Palhaço Tubinho, um dos poucos praticantes de circo-teatro no Brasil, está em temporada com uma peça diferente por noite – e a  preços populares

Por Dib Carneiro Neto

Eis uma notícia alvissareira: até 22 de outubro, o Circo de Teatro Tubinho (@teatrotubinho) realiza uma grande temporada com uma lona montada na Vila Jaraguá, Zona Norte de São Paulo. O Tubinho é um circo diferente, sem apresentações de malabares, trapézio, acrobacias e globo da morte. Ele faz parte de uma tradição de circos itinerantes de lona, que apresentam um espetáculo teatral diferente a cada noite.

Serão seis semanas de temporada, totalizando 36 apresentações de espetáculos a preços populares (R$ 20 em média). Às quartas-feiras, o ingresso é gratuito. As apresentações acontecem todas as noites às 20h30. Peças que passam  de geração em geração, em sua maioria comédias de censura livre, algumas consideradas chanchadas, pelo uso de improvisos e excessos. As quintas-feiras serão reservadas para os dramas tradicionais ou as comédias não indicadas para menores de 16 anos.

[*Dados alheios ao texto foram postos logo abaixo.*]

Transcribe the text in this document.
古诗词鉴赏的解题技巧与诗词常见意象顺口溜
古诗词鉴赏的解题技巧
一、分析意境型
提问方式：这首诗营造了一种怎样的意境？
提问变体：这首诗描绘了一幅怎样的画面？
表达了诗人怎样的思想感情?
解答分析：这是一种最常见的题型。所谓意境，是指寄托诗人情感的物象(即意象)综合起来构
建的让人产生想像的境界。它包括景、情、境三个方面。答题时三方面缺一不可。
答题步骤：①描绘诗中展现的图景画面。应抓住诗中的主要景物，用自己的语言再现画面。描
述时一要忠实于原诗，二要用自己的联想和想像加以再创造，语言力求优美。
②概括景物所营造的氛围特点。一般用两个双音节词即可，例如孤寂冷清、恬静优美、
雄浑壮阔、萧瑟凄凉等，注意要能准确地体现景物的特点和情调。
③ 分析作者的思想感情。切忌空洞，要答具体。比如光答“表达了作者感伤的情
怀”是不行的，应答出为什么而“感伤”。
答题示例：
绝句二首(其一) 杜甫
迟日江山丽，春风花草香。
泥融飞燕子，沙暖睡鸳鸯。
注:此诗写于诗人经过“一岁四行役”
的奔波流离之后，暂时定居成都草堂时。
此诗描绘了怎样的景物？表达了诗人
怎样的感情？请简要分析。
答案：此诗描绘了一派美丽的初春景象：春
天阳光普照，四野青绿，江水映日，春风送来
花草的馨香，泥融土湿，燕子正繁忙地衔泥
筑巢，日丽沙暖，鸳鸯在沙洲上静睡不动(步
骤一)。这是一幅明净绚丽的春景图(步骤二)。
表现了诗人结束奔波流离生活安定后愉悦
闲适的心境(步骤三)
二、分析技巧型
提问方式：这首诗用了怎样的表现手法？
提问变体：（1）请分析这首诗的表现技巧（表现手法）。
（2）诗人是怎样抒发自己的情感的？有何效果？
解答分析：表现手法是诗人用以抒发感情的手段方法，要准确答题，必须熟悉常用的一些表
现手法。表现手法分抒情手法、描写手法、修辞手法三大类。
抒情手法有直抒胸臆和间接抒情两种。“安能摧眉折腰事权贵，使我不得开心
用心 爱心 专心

Para quem não sabe, houve um tempo em que os circos brasileiros, comandados por grandes palhaços, hoje chamados de mestres, como Piolim, Arrelia e Carequinha,  apresentavam espetáculos teatrais completos sob a lona, o que se convencionou chamar de circo-teatro. Hoje, bem pouco disso ainda é praticado – e um dos bravos resistentes é o Circo de Teatro Tubinho, desde 2001 comandado por José Hamilton Pereira França Neto, o Tubinho. Atualmente, ele integra também o elenco do humorístico televisivo “A praça é nossa”, como o personagem Cucurucho ou na pele do próprio Tubinho.

Palavra de acadêmico

Duas vezes vencedor do Prêmio Governador do Estado de SP, o Circo de Teatro Tubinho possui cerca de 115 mil seguidores no Instagram e 158 mil inscritos no canal do Youtube (YouTubinho).  No repertório, mais de 100 peças. Um elenco de mais de 30 artistas. E quase 20 carretas para equipamentos, fora trailers para moradia dos artistas. “Um caso a ser muito estudado”, com diz o acadêmico Walter de Sousa Junior, professor dr. da Universidade de São Paulo (USP), na Escola de Comunicações e Artes (ECA), especializado em circo-teatro e autor de 12 livros.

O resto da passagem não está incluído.